Table 4.
Actigraphy in Parkinson’s Disease.
| [Ref] | Study Aim | PSG | Actigraphy Location | Monitoring Duration | Outcome Measures | Main Findings | Clinical-Behavioural Correlations |
|---|---|---|---|---|---|---|---|
| [13,16,17,20,21,22,23,24,69,70,71,72,73,74,75,76,77,78,79,80,81,82,83,84,85,86,87,88] | Assessment of sleep features | [17,20,72,73,75,76,79] | Non-dominant wrist, least or most affected arm, lower limbs | 1 to 14 days | Nocturnal activity; movement and fragmentation indices; mean duration of immobility periods; ratio of nighttime and daytime activity (relative amplitude); sleep latency, time, efficiency; WASO; daytime napping | Linear correlation between actigraphy and PSG measurements partially dependant on disease stage; higher sleep efficiency and total sleep time when recording lower limbs compared to upper limbs. Higher nighttime activity level, daytime napping, and movement and fragmentation indices; worse WASO and sleep efficiency, latency, and time in PD than HS. Worse sleep measures in patients with advanced PD, mild cognitive impairment, hallucinations, and probable RBD | Actigraphic sleep measures correlated with disease stage and severity, PDSS sleep quality, non-motor symptoms, morning mobility, LEDD, cognitive function, and melatonin blood concentration. No significant associations between the periodic limb movement index and restless legs syndrome |
| [14,15,83,89,90,91,92,93,94] | Evaluation of therapeutic intervention | [14,89,94] | Non-dominant wrist or least affected arm | 14 to 28 days | Total time in bed; movement and fragmentation indices; nocturnal immobility onset and offset times; and sleep latency, time, and efficiency | Good agreement rate (0.85) between actigraphy and PSG for sleep time.
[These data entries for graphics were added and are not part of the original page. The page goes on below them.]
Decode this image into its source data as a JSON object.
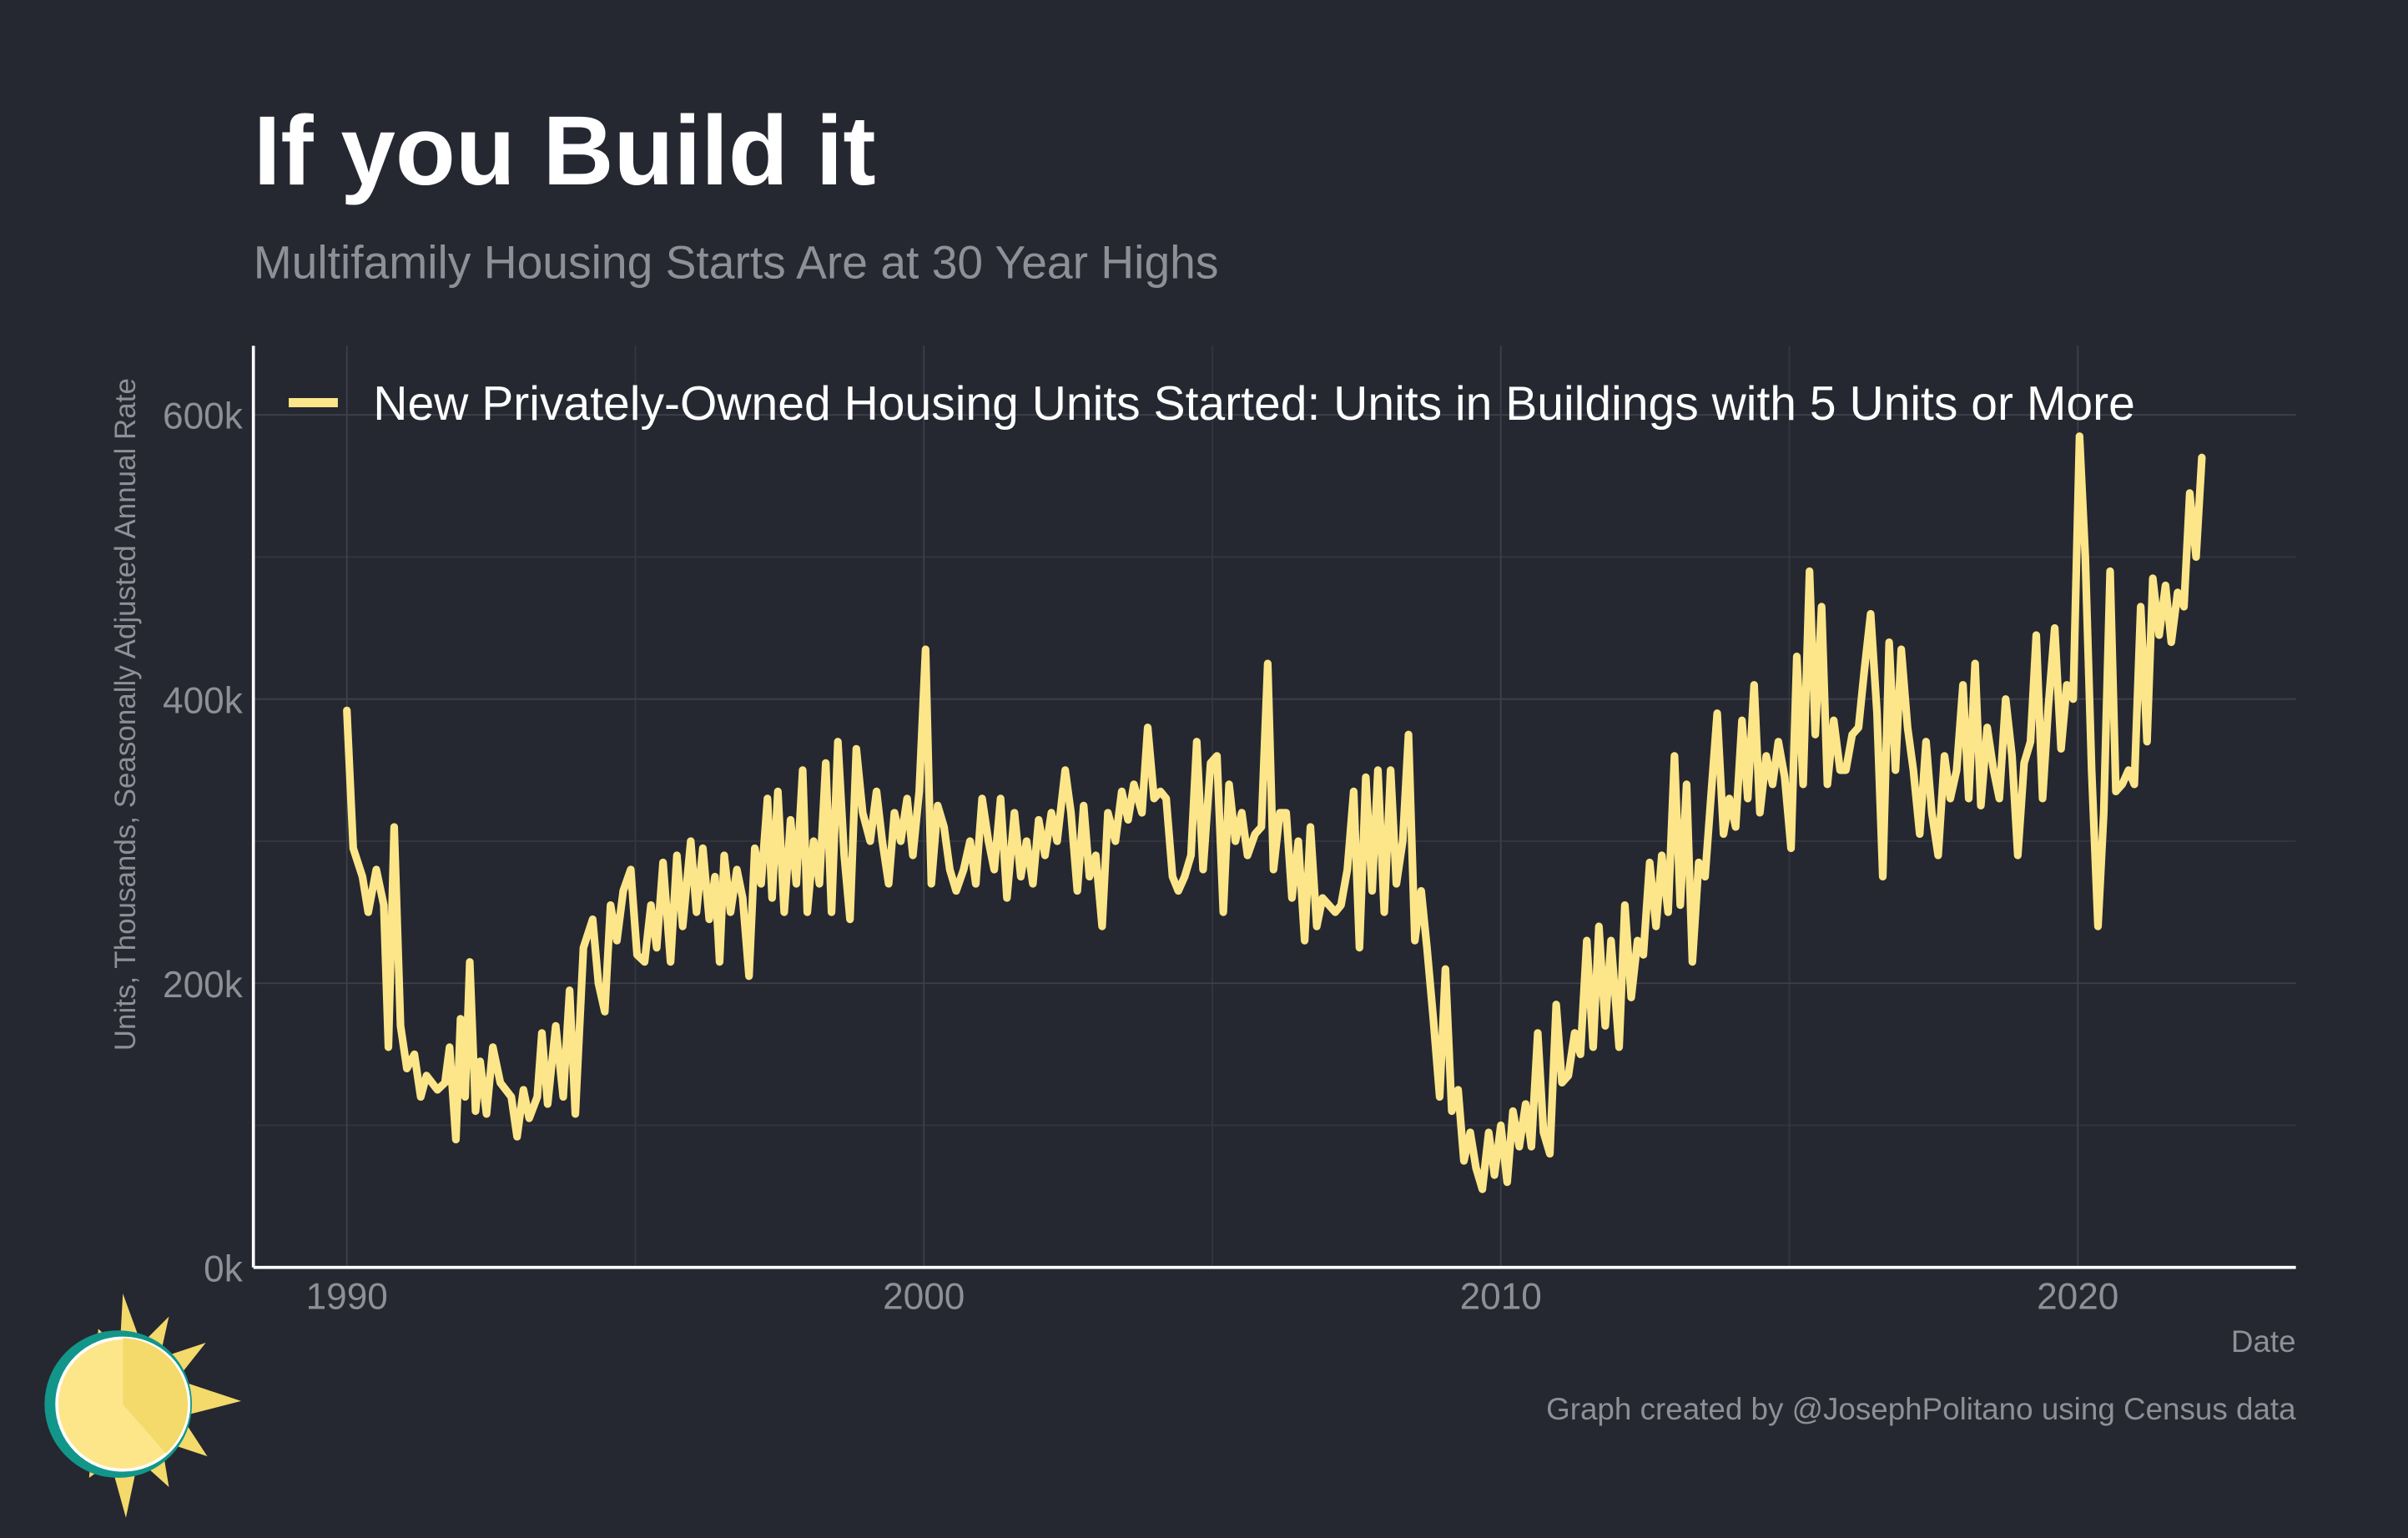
{
  "chart_data": {
    "type": "line",
    "title": "If you Build it",
    "subtitle": "Multifamily Housing Starts Are at 30 Year Highs",
    "x_label": "Date",
    "y_label": "Units, Thousands, Seasonally Adjusted Annual Rate",
    "caption": "Graph created by @JosephPolitano using Census data",
    "legend_position": "top-left",
    "grid": true,
    "xlim": [
      1988.38,
      2023.78
    ],
    "ylim": [
      0,
      648.6
    ],
    "xticks": [
      1990,
      2000,
      2010,
      2020
    ],
    "x_minor_ticks": [
      1995,
      2005,
      2015
    ],
    "yticks": [
      {
        "value": 0,
        "label": "0k"
      },
      {
        "value": 200,
        "label": "200k"
      },
      {
        "value": 400,
        "label": "400k"
      },
      {
        "value": 600,
        "label": "600k"
      }
    ],
    "y_minor_ticks": [
      100,
      300,
      500
    ],
    "x": [
      1990.0,
      1990.11,
      1990.27,
      1990.37,
      1990.51,
      1990.64,
      1990.72,
      1990.82,
      1990.93,
      1991.04,
      1991.17,
      1991.28,
      1991.38,
      1991.57,
      1991.7,
      1991.78,
      1991.89,
      1991.97,
      1992.05,
      1992.13,
      1992.23,
      1992.31,
      1992.42,
      1992.53,
      1992.66,
      1992.85,
      1992.95,
      1993.06,
      1993.16,
      1993.3,
      1993.38,
      1993.48,
      1993.62,
      1993.75,
      1993.86,
      1993.96,
      1994.1,
      1994.26,
      1994.36,
      1994.47,
      1994.57,
      1994.68,
      1994.79,
      1994.92,
      1995.03,
      1995.16,
      1995.27,
      1995.37,
      1995.48,
      1995.61,
      1995.72,
      1995.82,
      1995.96,
      1996.06,
      1996.17,
      1996.28,
      1996.38,
      1996.46,
      1996.54,
      1996.65,
      1996.76,
      1996.86,
      1996.97,
      1997.07,
      1997.18,
      1997.29,
      1997.37,
      1997.47,
      1997.58,
      1997.69,
      1997.79,
      1997.9,
      1997.98,
      1998.09,
      1998.19,
      1998.3,
      1998.4,
      1998.51,
      1998.62,
      1998.72,
      1998.83,
      1998.94,
      1999.07,
      1999.18,
      1999.28,
      1999.39,
      1999.49,
      1999.6,
      1999.71,
      1999.81,
      1999.92,
      2000.03,
      2000.13,
      2000.24,
      2000.35,
      2000.45,
      2000.56,
      2000.69,
      2000.8,
      2000.9,
      2001.01,
      2001.12,
      2001.22,
      2001.33,
      2001.44,
      2001.57,
      2001.68,
      2001.78,
      2001.89,
      2001.99,
      2002.1,
      2002.21,
      2002.31,
      2002.45,
      2002.55,
      2002.66,
      2002.77,
      2002.87,
      2002.98,
      2003.09,
      2003.19,
      2003.32,
      2003.43,
      2003.54,
      2003.64,
      2003.78,
      2003.88,
      2003.99,
      2004.1,
      2004.2,
      2004.31,
      2004.41,
      2004.52,
      2004.63,
      2004.73,
      2004.84,
      2004.97,
      2005.08,
      2005.19,
      2005.29,
      2005.4,
      2005.51,
      2005.61,
      2005.74,
      2005.85,
      2005.96,
      2006.06,
      2006.17,
      2006.28,
      2006.38,
      2006.49,
      2006.6,
      2006.7,
      2006.81,
      2006.91,
      2007.02,
      2007.13,
      2007.23,
      2007.34,
      2007.45,
      2007.55,
      2007.66,
      2007.77,
      2007.87,
      2007.98,
      2008.09,
      2008.19,
      2008.3,
      2008.4,
      2008.51,
      2008.62,
      2008.72,
      2008.83,
      2008.94,
      2009.04,
      2009.15,
      2009.26,
      2009.36,
      2009.47,
      2009.57,
      2009.68,
      2009.79,
      2009.89,
      2010.0,
      2010.11,
      2010.21,
      2010.32,
      2010.43,
      2010.53,
      2010.64,
      2010.74,
      2010.85,
      2010.96,
      2011.06,
      2011.17,
      2011.28,
      2011.38,
      2011.49,
      2011.6,
      2011.7,
      2011.81,
      2011.91,
      2012.05,
      2012.15,
      2012.26,
      2012.37,
      2012.47,
      2012.58,
      2012.69,
      2012.79,
      2012.9,
      2013.01,
      2013.11,
      2013.22,
      2013.32,
      2013.43,
      2013.54,
      2013.64,
      2013.75,
      2013.86,
      2013.96,
      2014.07,
      2014.18,
      2014.28,
      2014.39,
      2014.49,
      2014.6,
      2014.71,
      2014.81,
      2014.92,
      2015.03,
      2015.13,
      2015.24,
      2015.35,
      2015.45,
      2015.56,
      2015.66,
      2015.77,
      2015.88,
      2015.98,
      2016.09,
      2016.2,
      2016.3,
      2016.41,
      2016.52,
      2016.62,
      2016.73,
      2016.84,
      2016.94,
      2017.05,
      2017.15,
      2017.26,
      2017.37,
      2017.47,
      2017.58,
      2017.69,
      2017.79,
      2017.9,
      2018.01,
      2018.11,
      2018.22,
      2018.32,
      2018.43,
      2018.54,
      2018.64,
      2018.75,
      2018.86,
      2018.96,
      2019.07,
      2019.18,
      2019.28,
      2019.39,
      2019.49,
      2019.6,
      2019.71,
      2019.81,
      2019.92,
      2020.03,
      2020.13,
      2020.24,
      2020.35,
      2020.45,
      2020.56,
      2020.66,
      2020.77,
      2020.88,
      2020.98,
      2021.09,
      2021.2,
      2021.3,
      2021.41,
      2021.52,
      2021.62,
      2021.73,
      2021.84,
      2021.94,
      2022.05,
      2022.15
    ],
    "series": [
      {
        "name": "New Privately-Owned Housing Units Started: Units in Buildings with 5 Units or More",
        "color": "#fde68a",
        "values": [
          392,
          295,
          275,
          250,
          280,
          255,
          155,
          310,
          170,
          140,
          150,
          120,
          135,
          125,
          130,
          155,
          90,
          175,
          120,
          215,
          110,
          145,
          108,
          155,
          130,
          120,
          92,
          125,
          105,
          120,
          165,
          115,
          170,
          120,
          195,
          108,
          225,
          245,
          200,
          180,
          255,
          230,
          265,
          280,
          220,
          215,
          255,
          225,
          285,
          215,
          290,
          240,
          300,
          250,
          295,
          245,
          275,
          215,
          290,
          250,
          280,
          260,
          205,
          295,
          270,
          330,
          260,
          335,
          250,
          315,
          270,
          350,
          250,
          300,
          270,
          355,
          250,
          370,
          290,
          245,
          365,
          320,
          300,
          335,
          300,
          270,
          320,
          300,
          330,
          290,
          335,
          435,
          270,
          325,
          310,
          280,
          265,
          280,
          300,
          270,
          330,
          300,
          280,
          330,
          260,
          320,
          275,
          300,
          270,
          315,
          290,
          320,
          300,
          350,
          320,
          265,
          325,
          275,
          290,
          240,
          320,
          300,
          335,
          315,
          340,
          320,
          380,
          330,
          335,
          330,
          275,
          265,
          275,
          290,
          370,
          280,
          355,
          360,
          250,
          340,
          300,
          320,
          290,
          305,
          310,
          425,
          280,
          320,
          320,
          260,
          300,
          230,
          310,
          240,
          260,
          255,
          250,
          255,
          280,
          335,
          225,
          345,
          265,
          350,
          250,
          350,
          270,
          300,
          375,
          230,
          265,
          225,
          175,
          120,
          210,
          110,
          125,
          75,
          95,
          70,
          55,
          95,
          65,
          100,
          60,
          110,
          85,
          115,
          85,
          165,
          95,
          80,
          185,
          130,
          135,
          165,
          150,
          230,
          155,
          240,
          170,
          230,
          155,
          255,
          190,
          230,
          220,
          285,
          240,
          290,
          250,
          360,
          255,
          340,
          215,
          285,
          275,
          330,
          390,
          305,
          330,
          310,
          385,
          330,
          410,
          320,
          360,
          340,
          370,
          345,
          295,
          430,
          340,
          490,
          375,
          465,
          340,
          385,
          350,
          350,
          375,
          380,
          420,
          460,
          390,
          275,
          440,
          350,
          435,
          380,
          350,
          305,
          370,
          320,
          290,
          360,
          330,
          350,
          410,
          330,
          425,
          325,
          380,
          350,
          330,
          400,
          360,
          290,
          355,
          370,
          445,
          330,
          395,
          450,
          365,
          410,
          400,
          585,
          500,
          350,
          240,
          320,
          490,
          335,
          340,
          350,
          340,
          465,
          370,
          485,
          445,
          480,
          440,
          475,
          465,
          545,
          500,
          570
        ]
      }
    ]
  }
}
LCIG infusion, DBS, melatonin, parietal rTMS and bright light therapy improved actigraphic measures (e.g., sleep quality, latency, duration, fragmentation, and efficiency) during sleep in PD. Dopaminergic therapy was associated with earlier waking and immobility offset times. Pergolide worsened sleep efficiency and fragmentation | Nighttime psychotic symptoms and daytime somnolence correlated with awakening times |
| [95,96] | Validation of clinical scales | NA | Non-dominant wrist | 7 days | Total time in bed; total sleep time; time spent in the awake state; nocturnal activity and motility time | NMSQ, sleep logs, and PDSS appropriately detect sleep disturbances | NMSQ sleep-fatigue questions, sleep logs, and PDSS correlated with actigraphic measures |
| [18,19] | Identification of sleep disorders | [18] | Least affected arm | 7 to 14 days | Number of wake bouts, duration of awakenings | A higher number of wake bouts in PD with RBD than in PD without RBD; actigraphy has high specificity but low sensitivity in the diagnosis of RBD compared to PSG | Total rest time and number of wake bouts positively correlated with RBDSQ |
DBS: deep brain stimulation; LCIG: L-Dopa/carbidopa intestinal gel; LEDD: L-Dopa equivalent daily dose; NA: not available; NMSQ: Non-Motor Symptoms Questionnaire; PD: Parkinson’s disease patients; PDSS: Parkinson’s Disease Sleep Scale; PSG: polysomnography; RBD: rapid eye movement sleep behaviour disorder; RBDSQ: REM Sleep Behaviour Disorder Screening Questionnaire; rTMS: repetitive transcranial magnetic stimulation; UPDRS: Unified Parkinson’s Disease Rating Scale; WASO: wake after sleep onset.